I got a note the other day from Henry "Bud" Hebeler. He runs the financial website analyzenow.com. Bud's advice is always good. In his note he said that " you know things are tough when even our local Kent, WA, courts are offering to let people pay their fines using a "flexible payment plan." People are searching both for ways to save in this environment as well as to find prudent ways to invest their money."
Here are his ideas. Hopefully, you'll find some savings inspiration.
Decide how much you should be saving as the first step. (Web sites can help with this.)
Establish a lower family budget that satisfies your savings goal and stay within it.
Arrange for automatic savings deposits from your paychecks.
Sell things you don't really need on the Net or elsewhere.
Downsize your home or rent. Renting provides mobility to get jobs elsewhere in the country.
Move in with relatives or friends.
Grow your own vegetables.
Buy items with cash, not with loans.
Rule out cars, cell phones or IPods for children--or even for yourselves.
Make do with old computers, and software. Use no downloads requiring payments.
May be able to get lower cost TV, internet and telephone services.
Turn down the thermostat and wear sweaters.
Consider refinancing your mortgage if interest rates now significantly lower.
Older people may not need life insurance or long-term-care insurance.
Increase your income:
Rent out a room in your house.
Get a second career. Perhaps teach, start delivery service, tutor, etc.
See about part or full time employment for an unemployed spouse.
Encourage teenagers to work on weekends and pay for some of their own expenses.
Reduce personal debts. When debt interest rates are higher than the return you can get from investments, paying debt off early is usually the best investment you can make.
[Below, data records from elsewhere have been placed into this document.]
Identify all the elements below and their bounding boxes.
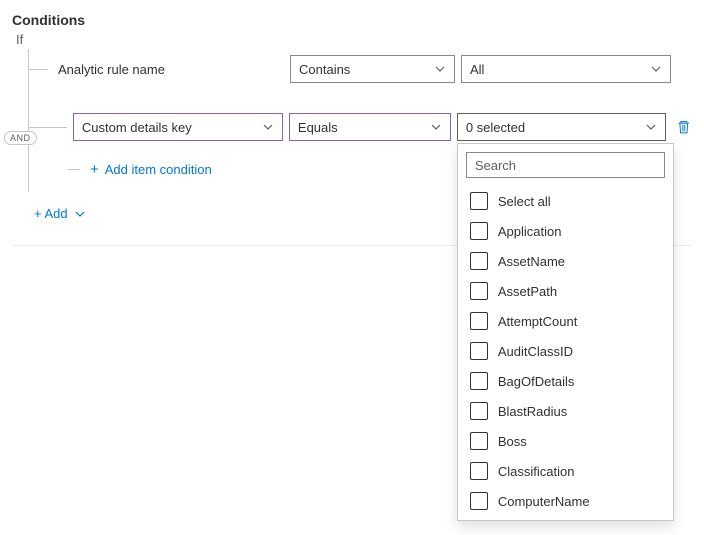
add-item-condition[interactable]: + Add item condition bbox=[86, 153, 212, 186]
checkbox[interactable] bbox=[470, 222, 488, 240]
option-label: AuditClassID bbox=[498, 344, 573, 359]
checkbox[interactable] bbox=[470, 192, 488, 210]
option[interactable]: AssetName bbox=[458, 246, 673, 276]
option[interactable]: BagOfDetails bbox=[458, 366, 673, 396]
option[interactable]: AttemptCount bbox=[458, 306, 673, 336]
option-label: BagOfDetails bbox=[498, 374, 575, 389]
options-list[interactable]: Select all Application AssetName AssetPath A… bbox=[458, 186, 673, 520]
option[interactable]: BlastRadius bbox=[458, 396, 673, 426]
if-label: If bbox=[16, 32, 692, 47]
option-label: Boss bbox=[498, 434, 527, 449]
option-label: Select all bbox=[498, 194, 551, 209]
option[interactable]: Select all bbox=[458, 186, 673, 216]
chevron-down-icon bbox=[430, 121, 442, 133]
dropdown-panel: Select all Application AssetName AssetPath A… bbox=[457, 143, 674, 521]
checkbox[interactable] bbox=[470, 282, 488, 300]
chevron-down-icon bbox=[650, 63, 662, 75]
condition-row: Analytic rule name Contains All bbox=[20, 49, 692, 89]
and-badge: AND bbox=[4, 131, 37, 145]
option[interactable]: ComputerName bbox=[458, 486, 673, 516]
checkbox[interactable] bbox=[470, 252, 488, 270]
plus-icon: + bbox=[90, 161, 99, 178]
connector bbox=[28, 69, 48, 70]
connector bbox=[68, 169, 80, 170]
operator-select[interactable]: Equals bbox=[289, 113, 451, 141]
search-wrap bbox=[458, 144, 673, 186]
add-item-label: Add item condition bbox=[105, 162, 212, 177]
option[interactable]: AssetPath bbox=[458, 276, 673, 306]
multiselect-value: 0 selected bbox=[466, 120, 525, 135]
operator-value: Contains bbox=[299, 62, 350, 77]
chevron-down-icon bbox=[434, 63, 446, 75]
property-label: Analytic rule name bbox=[54, 62, 284, 77]
option-label: AssetName bbox=[498, 254, 565, 269]
condition-row: Custom details key Equals 0 selected Sel… bbox=[20, 107, 692, 147]
option-label: BlastRadius bbox=[498, 404, 567, 419]
conditions-tree: AND Analytic rule name Contains All Cust… bbox=[12, 49, 692, 192]
trash-icon[interactable] bbox=[676, 119, 692, 135]
checkbox[interactable] bbox=[470, 402, 488, 420]
chevron-down-icon bbox=[645, 121, 657, 133]
checkbox[interactable] bbox=[470, 432, 488, 450]
operator-select[interactable]: Contains bbox=[290, 55, 455, 83]
checkbox[interactable] bbox=[470, 462, 488, 480]
option-label: AssetPath bbox=[498, 284, 557, 299]
add-label: + Add bbox=[34, 206, 68, 221]
operator-value: Equals bbox=[298, 120, 338, 135]
checkbox[interactable] bbox=[470, 372, 488, 390]
search-input[interactable] bbox=[466, 152, 665, 178]
checkbox[interactable] bbox=[470, 312, 488, 330]
chevron-down-icon bbox=[262, 121, 274, 133]
connector bbox=[28, 127, 67, 128]
section-title: Conditions bbox=[12, 12, 692, 28]
option[interactable]: Boss bbox=[458, 426, 673, 456]
option-label: Application bbox=[498, 224, 562, 239]
option[interactable]: AuditClassID bbox=[458, 336, 673, 366]
checkbox[interactable] bbox=[470, 342, 488, 360]
property-value: Custom details key bbox=[82, 120, 192, 135]
option-label: ComputerName bbox=[498, 494, 590, 509]
property-select[interactable]: Custom details key bbox=[73, 113, 283, 141]
value-text: All bbox=[470, 62, 484, 77]
option-label: AttemptCount bbox=[498, 314, 578, 329]
option[interactable]: Classification bbox=[458, 456, 673, 486]
option[interactable]: Application bbox=[458, 216, 673, 246]
multiselect[interactable]: 0 selected Select allApplicationAssetNam… bbox=[457, 113, 667, 141]
chevron-down-icon bbox=[74, 208, 86, 220]
value-select[interactable]: All bbox=[461, 55, 671, 83]
checkbox[interactable] bbox=[470, 492, 488, 510]
option-label: Classification bbox=[498, 464, 575, 479]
Consider Savings I bonds for the entire family. They are available from local banks and treasurydirect.gov.
Invest in certificates of deposits (CDs). (Available from many sources. See bankrate.com)
Buy Treasury Inflation Protected Securities (TIPS) in self directed IRAs or from treasurydirect.gov.
Take advantage of tax deductions, Roth IRAs and 401(k)s and tax-exempt bonds if you are in a higher income bracket.
Use FDIC insured accounts for immediate cash needs.
Buy bonds, not bond funds. (Increasing interest rates will destroy bond fund principal.)
Change to mutual funds with low upfront costs, low management fees and no kickbacks to advisors.
Use financial advisors with low fees and no commissions.
Good health is the best medical and long-term-care insurance you can buy.
I recently was operated on by one of the most famous orthopedic surgeons. Not noted for his bedside manners, he gave both my wife and me a lecture on eating lots of dark green vegetables and fish, but no red meat or deserts. Then he gave me a number of pages describing exercises I should do. So--
Eat only healthy foods
Exercise and keep weight under control.